If you include orientation effect and graph boxplots, you can see that the individual values are all over the place, even if the confidence interval on the mean is pretty stable:
If you break the rssi value by angle, the picture becomes a bit more complex:
From this boxplot it is clear that the .25 m distance could be reasonably distinguished from the 1.0 distance, except for the troublesome 120 degree angle. The other three distances seem to be in the same range and hard to distinguish. The stars indicate outliers, which are fairly common, perhaps a result of noise on the channel? Note that the outliers tend to be low.

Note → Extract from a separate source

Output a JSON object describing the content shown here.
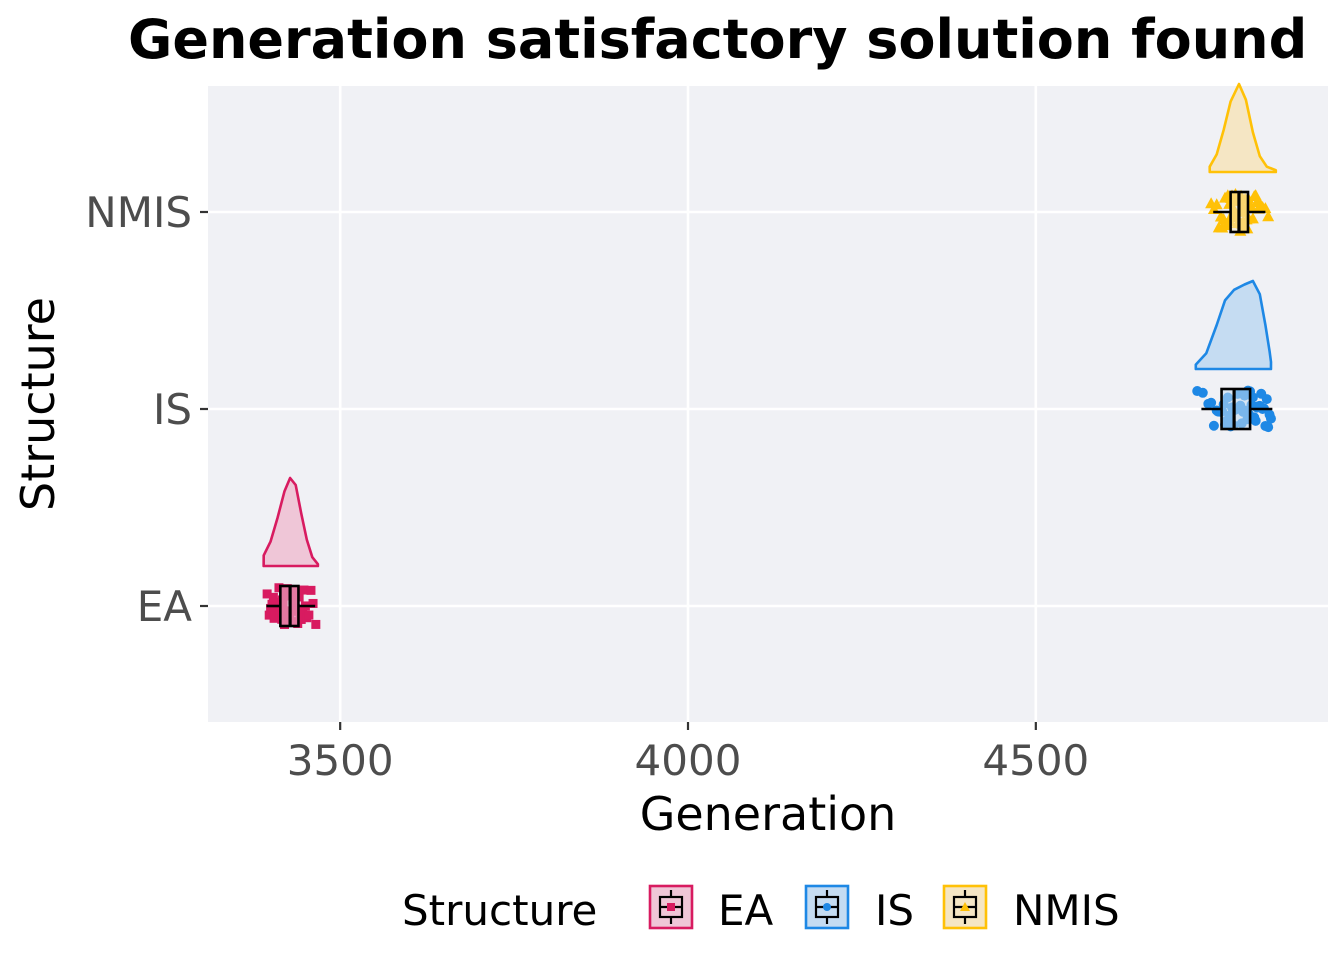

Breaking out distance as well, you can see the full complexity of the results. The lower mote positions (.35m) seem to present a much more reliable pattern than the high mote position. Also there seems to be a pattern that when the signal drops below about 25, there seems to be a lot more variation in the results.

Finally, a plot of the residual analysis is presented below. The normal probability plot in the upper left suggests that there were more negative values than would be predicted by normal variation alone, which is confirmed by the histogram plot. The lower right plot suggests that many of the unusually low values came in batches, suggesting particularly around trials 1500, 2500, 9000 and 10000.
Discussion
The results are not stable enough to estimate distance based on rssi value alone between the .75 and 1.0m distances, though it is close to being reliable for the .25m distance.
The high variance seems to come from positions close to the puck. This is consistent with previous observations that the radio signal is not very strong and reliable in the plane of the mote. The lower position seemed to do much better. This may be because these positions occur closer to a useful cone extending downward from the puck.
The low power signals also seem to be more problematic than the strong one. Perhaps some of the variation will be reduce if a higher power level was used. It may be that the signal is inherently unstable in the plane of the board, but it may be that this region has a weak signal and using a high power will provide more consistency.
The residual plot also suggests that there are particularly bad positions — probably at the orientations and distances mentioned above. Some of this might be related to a low battery in one of the 3 sensor motes … we’ll have to check that possibility out.